Immigration played a significant role in the outcome of the referendum and one of the arguments for leaving the EU was the idea that the UK should be able to control its borders. But what is the position in terms of immigration law now and what is likely to happen in the future? I have set out below what we know so far.
Although the government is understandably not keen to publicise this, during the transition period that is in place up until 30 December 2020, EU free movement law continues and all EU citizens have the same rights to enter the UK, reside here and work as they did when the UK was in the European Union.
However, European citizens and their family members, or anybody who currently resides in the UK on the basis of European law and wants to remain here, needs to register under the European Settlement Scheme. The government expects people to have applied by 30 June 2021. We are however urging people to do it by the end of this year, as currently it is unclear on what legal basis these people will be able to remain in the UK from December 2020 onwards if they have not registered on the Settlement Scheme.
Global Talent Visa
Boris Johnson has announced a new Global Talent visa for which people will be able to apply for from 20 February onwards. The aim is to ensure that highly skilled people, and particularly scientists, have a smooth entry route to the UK to carry out research in the fields of science and medicine. It also though encompasses people who have digital technical or engineering expertise, academics, and those who are leaders in the arts and culture.
‘Australian style’ points based system – the future immigration scheme
Finally this week, the Migration Advisory Committee (MAC) issued its 272 page report that was commissioned by the government setting out where it sees the priorities for the immigration scheme that will come into force in January 2021.
Despite the government heavily trailing an ‘Australian style’ points based system, the MAC has been much more conservative and has recommended that the current Tier 2 (employer sponsored worker) scheme stays in place with some modifications, The main proposal is to reduce the salary threshold to £25600 (from £30000) . The MAC though has not endorsed regional differentiations in salary levels despite the well recognised disparities in pay throughout the United Kingdom.
The MAC was also not as enthused as the government about a points based system.

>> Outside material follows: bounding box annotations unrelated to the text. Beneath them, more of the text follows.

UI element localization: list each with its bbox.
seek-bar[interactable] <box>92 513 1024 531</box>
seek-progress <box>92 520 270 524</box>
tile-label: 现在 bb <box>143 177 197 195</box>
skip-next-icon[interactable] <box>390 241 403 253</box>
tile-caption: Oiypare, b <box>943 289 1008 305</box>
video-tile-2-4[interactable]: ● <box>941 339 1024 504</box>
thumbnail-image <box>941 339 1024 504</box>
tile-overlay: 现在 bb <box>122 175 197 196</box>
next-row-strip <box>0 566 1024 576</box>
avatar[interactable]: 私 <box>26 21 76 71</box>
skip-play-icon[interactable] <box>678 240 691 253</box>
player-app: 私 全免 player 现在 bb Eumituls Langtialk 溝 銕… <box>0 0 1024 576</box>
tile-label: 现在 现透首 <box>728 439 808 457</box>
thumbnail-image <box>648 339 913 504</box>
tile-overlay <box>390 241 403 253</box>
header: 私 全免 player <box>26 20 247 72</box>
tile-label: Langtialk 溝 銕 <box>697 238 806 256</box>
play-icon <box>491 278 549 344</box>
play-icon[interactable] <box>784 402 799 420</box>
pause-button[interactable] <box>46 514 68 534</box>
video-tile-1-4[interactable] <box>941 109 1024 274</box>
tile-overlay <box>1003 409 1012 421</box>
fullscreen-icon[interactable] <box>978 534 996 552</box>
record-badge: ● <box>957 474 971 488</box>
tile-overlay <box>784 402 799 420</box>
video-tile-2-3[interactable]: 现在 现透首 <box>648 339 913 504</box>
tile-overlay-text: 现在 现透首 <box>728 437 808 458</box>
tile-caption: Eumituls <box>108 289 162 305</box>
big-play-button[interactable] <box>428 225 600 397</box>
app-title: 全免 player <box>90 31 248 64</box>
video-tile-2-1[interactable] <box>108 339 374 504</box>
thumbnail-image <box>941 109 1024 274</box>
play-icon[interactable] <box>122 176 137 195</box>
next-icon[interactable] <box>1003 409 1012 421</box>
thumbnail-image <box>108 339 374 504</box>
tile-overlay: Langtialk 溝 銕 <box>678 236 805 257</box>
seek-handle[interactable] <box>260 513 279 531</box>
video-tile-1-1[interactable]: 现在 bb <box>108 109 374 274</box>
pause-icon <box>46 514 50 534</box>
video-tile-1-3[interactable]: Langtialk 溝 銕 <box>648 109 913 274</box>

Although it grapples with the idea, it suggests a relatively restrictive approach for highly skilled workers only. It envisages awarding points for characteristics such as qualifications, age, English language skills and for priority sectors of the job market.
It remains to be seen how the government will respond and what they will be put in place. What we do know is that the new immigration system will have to address the loss of free movement of people from Europe with all the benefits this has provided for employers, such as flexibility and easy access to all skill levels of labour. Getting the new immigration system right for the United Kingdom will be no small task!